Fogg v. First National Bank

268 Mass. 25 | Mass. | 1929

Rugg, C.J.

This case comes before us on report by the trial judge of the correctness of his order sustaining the de*26fendant’s demurrer to the first count of plaintiff’s second substitute declaration. In substance the allegations of that count are that the defendant lost a large sum of money by a highway robbery committed by armed persons; that thereafter the grand jury returned an indictment charging John Doe, whose true name was unknown to the jurors, with having committed that offence; that thereafter the defendant through authorized agents joined with the police in an effort to secure the arrest of some one for that offence; that an agent of the defendant acting within the scope of his authority falsely, maliciously, and without probable cause pointed out to the police the plaintiff as the guilty person and did insist upon and procure his arrest without warrant and his lodgment in jail, and did "cause the name of the plaintiff to be inserted in the John Doe indictment,” and did cause the plaintiff to be ordered to recognize with sureties which the plaintiff was unable to produce, whereby he remained in jail for six weeks; and that later but before the commencement of the action the district attorney without the consent of the plaintiff and against his protest entered a nolle prosequi "for lack of sufficient evidence with which to convict ”; whereupon the plaintiff was discharged from custody. The ground of demurrer is that it does not appear that the plaintiff was before the commencement of this action fully acquitted of the crime of robbery while armed, alleged to have been charged by the defendant through its agents.

It was said by Chief Justice Shaw in Bacon v. Towne, 4 Cush. 217, 235: "It must appear, before this action [maliclous prosecution] will lie, that the defendant in the indictment has been fully acquitted; but a nolle prosequi is no discharge of the crime, and no bar to a new indictment.” Again the same eminent Chief Justice said in Parker v. Farley, 10 Cush. 279, 280: “according to a well settled series of authorities, a plaintiff cannot maintain an action for a malicious criminal prosecution' by indictment, by showing that the prosecution has been determined by a nolle prosequi.” Again in Brown v. Lakeman, 12 Cush. 482, substantially the same language was used by Chief Justice Shaw. That case was precisely the same in its essentials as the case at bar; a *27demurrer to a declaration alleging malicious prosecution by indictment and termination of the prosecution by a nolle prosequi was sustained because it was held that the plaintiff must show acquittal of the charge and that a nolle prosequi was not sufficient. In Cardival v. Smith, 109 Mass. 158, occur these words by Gray, J.: "When the prosecution alleged to have been malicious is by complaint in behalf of the government for a crime, and in pursuance thereof an indictment has been found and presented to a court having jurisdiction to try it, an acquittal by a jury must be shown; and a nolle prosequi entered by the attorney for the government is not sufficient; for the finding of the grand jury is some evidence of probable cause, and another indictment may still be found on the same complaint.” Coupal v.
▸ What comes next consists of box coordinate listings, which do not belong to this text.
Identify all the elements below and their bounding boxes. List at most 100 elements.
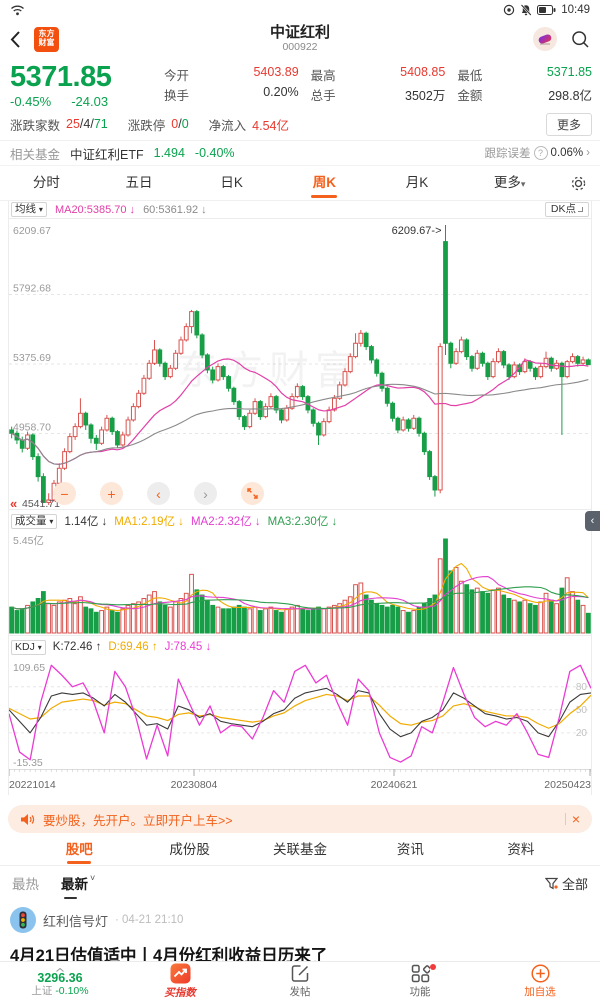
post-author[interactable]: 红利信号灯	[43, 913, 109, 929]
tab-news[interactable]: 资讯	[396, 841, 424, 857]
ma-selector[interactable]: 均线 ▾	[11, 202, 47, 217]
page-title: 中证红利 000922	[0, 24, 600, 54]
volume-selector[interactable]: 成交量 ▾	[11, 513, 58, 529]
filter-hot[interactable]: 最热	[12, 877, 39, 892]
ai-assistant-icon[interactable]	[533, 27, 557, 51]
avatar[interactable]	[10, 907, 36, 933]
pan-right-button[interactable]: ›	[194, 482, 217, 505]
open-account-banner[interactable]: 要炒股，先开户。立即开户上车>> ×	[8, 805, 592, 833]
svg-text:4958.70: 4958.70	[13, 422, 51, 434]
kdj-chart[interactable]: 80 50 20 109.65 -15.35	[9, 658, 591, 769]
svg-text:«: «	[10, 496, 17, 509]
section-tab-bar: 股吧 成份股 关联基金 资讯 资料	[0, 833, 600, 866]
advancers-decliners: 25/4/71	[66, 117, 108, 131]
buy-index-button[interactable]: 买指数	[120, 963, 240, 1000]
stat-low: 最低 5371.85	[457, 65, 593, 83]
kdj-selector[interactable]: KDJ ▾	[11, 639, 46, 655]
post-title[interactable]: 4月21日估值适中丨4月份红利收益日历来了	[10, 947, 328, 965]
related-fund-row[interactable]: 相关基金 中证红利ETF 1.494 -0.40% 跟踪误差 ? 0.06% ›	[0, 141, 600, 165]
svg-text:东方财富: 东方财富	[177, 349, 361, 393]
last-price: 5371.85	[10, 61, 112, 93]
chart-area: 均线 ▾ MA20:5385.70 ↓ 60:5361.92 ↓ DK点 579…	[8, 201, 600, 795]
battery-icon	[537, 5, 556, 15]
time-axis-ruler	[9, 769, 591, 776]
functions-button[interactable]: 功能	[360, 963, 480, 999]
eye-comfort-icon	[503, 4, 515, 16]
filter-all[interactable]: 全部	[544, 874, 588, 893]
volume-chart[interactable]: 5.45亿	[9, 532, 591, 635]
volume-pane-header: 成交量 ▾ 1.14亿 ↓ MA1:2.19亿 ↓ MA2:2.32亿 ↓ MA…	[9, 509, 600, 532]
stock-code: 000922	[282, 41, 318, 54]
caret-up-icon	[0, 966, 120, 972]
tab-daily-k[interactable]: 日K	[220, 175, 243, 190]
svg-text:6209.67: 6209.67	[13, 225, 51, 237]
add-watchlist-button[interactable]: 加自选	[480, 963, 600, 999]
funnel-icon	[544, 877, 558, 890]
tab-profile[interactable]: 资料	[507, 841, 535, 857]
tab-weekly-k[interactable]: 周K	[278, 166, 371, 200]
search-icon[interactable]	[571, 30, 590, 49]
wifi-icon	[10, 4, 25, 16]
svg-text:4541.71: 4541.71	[22, 498, 60, 509]
dk-point-button[interactable]: DK点	[544, 202, 589, 217]
zoom-in-button[interactable]: +	[100, 482, 123, 505]
volume-ma3: MA3:2.30亿 ↓	[267, 516, 338, 528]
tab-more-periods[interactable]: 更多▾	[493, 175, 526, 190]
chart-settings-gear-icon[interactable]	[556, 175, 600, 192]
tab-5day[interactable]: 五日	[125, 175, 153, 190]
bottom-action-bar: 3296.36 上证 -0.10% 买指数 发帖 功能 加自选	[0, 961, 600, 1000]
more-button[interactable]: 更多	[545, 112, 592, 136]
change-value: -24.03	[71, 94, 109, 109]
breadth-row: 涨跌家数 25/4/71 涨跌停 0/0 净流入 4.54亿 更多	[0, 110, 600, 141]
kdj-pane-header: KDJ ▾ K:72.46 ↑ D:69.46 ↑ J:78.45 ↓	[9, 635, 591, 658]
stat-turnover: 换手 0.20%	[164, 85, 299, 103]
tab-monthly-k[interactable]: 月K	[405, 175, 429, 190]
index-ticker[interactable]: 3296.36 上证 -0.10%	[0, 965, 120, 997]
banner-text[interactable]: 要炒股，先开户。立即开户上车>>	[43, 813, 233, 828]
stat-amount: 金额 298.8亿	[457, 89, 593, 103]
fund-name: 中证红利ETF	[70, 147, 144, 162]
index-pct: -0.10%	[55, 984, 89, 997]
tab-constituents[interactable]: 成份股	[169, 841, 210, 857]
fullscreen-button[interactable]	[241, 482, 264, 505]
axis-date: 20250423	[544, 779, 591, 791]
time-axis-dates: 20221014 20230804 20240621 20250423	[9, 779, 591, 795]
pan-left-button[interactable]: ‹	[147, 482, 170, 505]
svg-text:5792.68: 5792.68	[13, 283, 51, 295]
tracking-error[interactable]: 跟踪误差 ? 0.06% ›	[484, 146, 590, 160]
quote-panel: 5371.85 -0.45% -24.03 今开 5403.89 最高 5408.8…	[0, 58, 600, 110]
banner-close-icon[interactable]: ×	[571, 811, 580, 827]
notification-dot	[430, 963, 436, 970]
svg-text:50: 50	[576, 705, 588, 716]
zoom-out-button[interactable]: −	[53, 482, 76, 505]
kdj-j-value: J:78.45 ↓	[164, 641, 212, 653]
svg-text:5375.69: 5375.69	[13, 352, 51, 364]
svg-text:5.45亿: 5.45亿	[13, 534, 44, 547]
stat-volume: 总手 3502万	[310, 89, 446, 103]
post-time: · 04-21 21:10	[115, 914, 184, 926]
limit-updown: 0/0	[171, 117, 189, 131]
ma-indicator-bar: 均线 ▾ MA20:5385.70 ↓ 60:5361.92 ↓ DK点	[9, 201, 591, 218]
ma20-value: MA20:5385.70 ↓	[54, 203, 136, 216]
collapse-chart-button[interactable]: ‹	[585, 511, 600, 531]
tab-related-funds[interactable]: 关联基金	[273, 841, 328, 857]
banner-divider	[564, 813, 566, 825]
index-value: 3296.36	[37, 970, 83, 985]
svg-text:80: 80	[576, 682, 588, 693]
filter-newest[interactable]: 最新 ˅	[61, 873, 96, 899]
axis-date: 20221014	[9, 779, 56, 791]
new-post-button[interactable]: 发帖	[240, 964, 360, 999]
mute-bell-icon	[520, 4, 532, 16]
period-tab-bar: 分时 五日 日K 周K 月K 更多▾	[0, 165, 600, 201]
svg-text:6209.67->: 6209.67->	[392, 225, 442, 237]
tab-guba[interactable]: 股吧	[24, 834, 134, 865]
axis-date: 20240621	[370, 779, 418, 791]
volume-ma2: MA2:2.32亿 ↓	[190, 516, 261, 528]
price-kline-chart[interactable]: 5792.68 5375.69 4958.70 东方财富 6209.67 6209.67-…	[9, 218, 591, 509]
nav-header: 东方 财富 中证红利 000922	[0, 20, 600, 58]
question-icon[interactable]: ?	[533, 146, 548, 160]
back-button[interactable]	[10, 30, 32, 49]
tab-minute[interactable]: 分时	[32, 175, 60, 190]
grid-menu-icon	[411, 964, 430, 983]
svg-text:20: 20	[576, 728, 588, 739]
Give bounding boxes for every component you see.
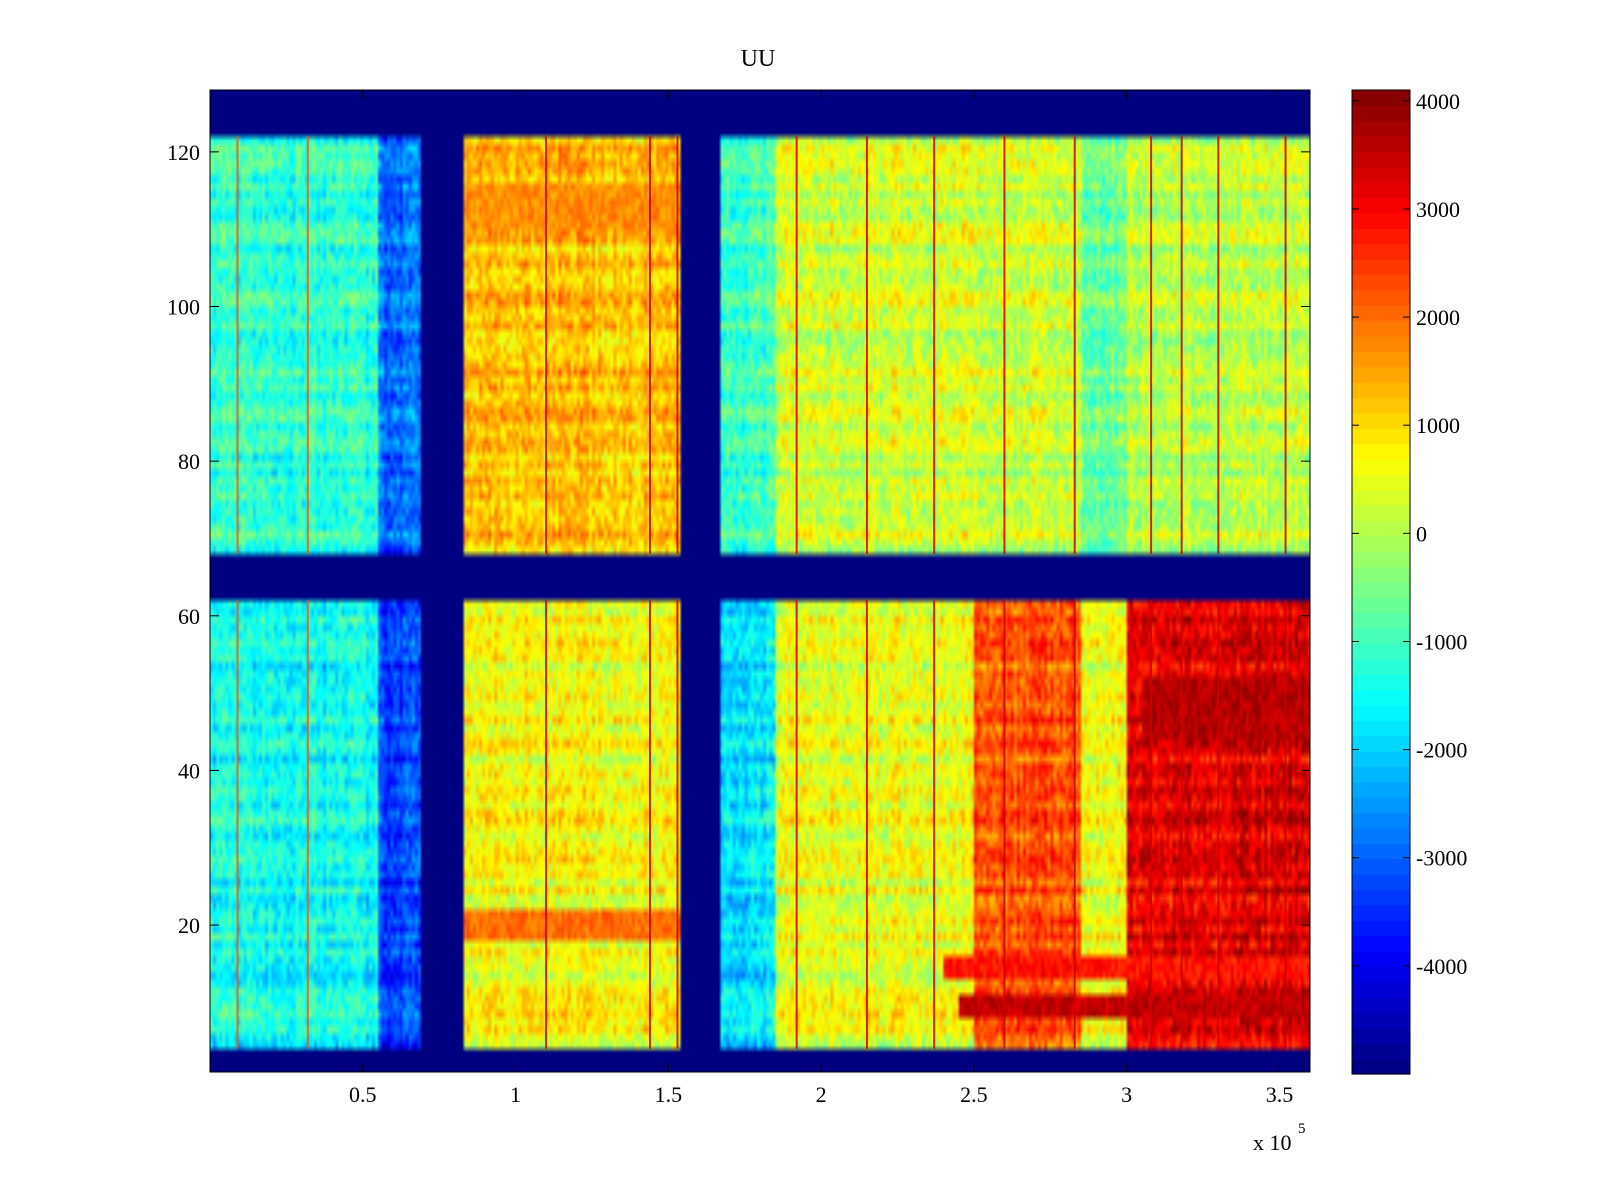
colorbar-swatch [1352, 858, 1410, 875]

Ward, 106 Mass. 289, 290. See Parker v. Huntington, 2 Gray, 124, 128. There is nothing in Graves v. Dawson, 130 Mass. 78; S. C. 133 Mass. 419, where the plaintiff was bound over to the grand jury and no indictment was ever found, to militate against these express decisions in their authoritative application to the case at bar.

It may be added, also, that there are no allegations adequate to show that the prosecution was obtained solely through the false testimony of the agents of the defendant or to impeach it on the ground of fraud, conspiracy or subornation. Wingersky v. E. E. Gray Co. 254 Mass. 198. Dunn v. E. E. Gray Co. 254 Mass. 202. Carere v. F. W. Woolworth Co. 259 Mass. 238.

The circumstance that the plaintiff’s name was not in the indictment as returned by the grand jury, but was at a later stage "entered on the record,” G. L. c. 277, § 19, makes no difference with the governing principles of law. It has been held that said § 19 violates no constitutional rights of a defendant. "Motion to enter upon the record the true name of the person indicted, to be used in subsequent proceedings, must be allowed by the court .... Such allowance presupposes the finding by the court of all the facts essential thereto to the end that no injustice be done to any defendant.” Commonwealth v. Gedzium, 259 Mass. 453, 461. In every essential particular the case at bar with respect to the *28issues here involved stands on the same footing as if the true name of the defendant had been inserted in the indictment when returned by the grand jury.

It follows that the order sustaining the demurrer was right. In accordance with the terms of the report the entry may be

Judgment for defendant on count 1 of the plaintiff’s declaration; the case to stand for trial on counts 2 and 8.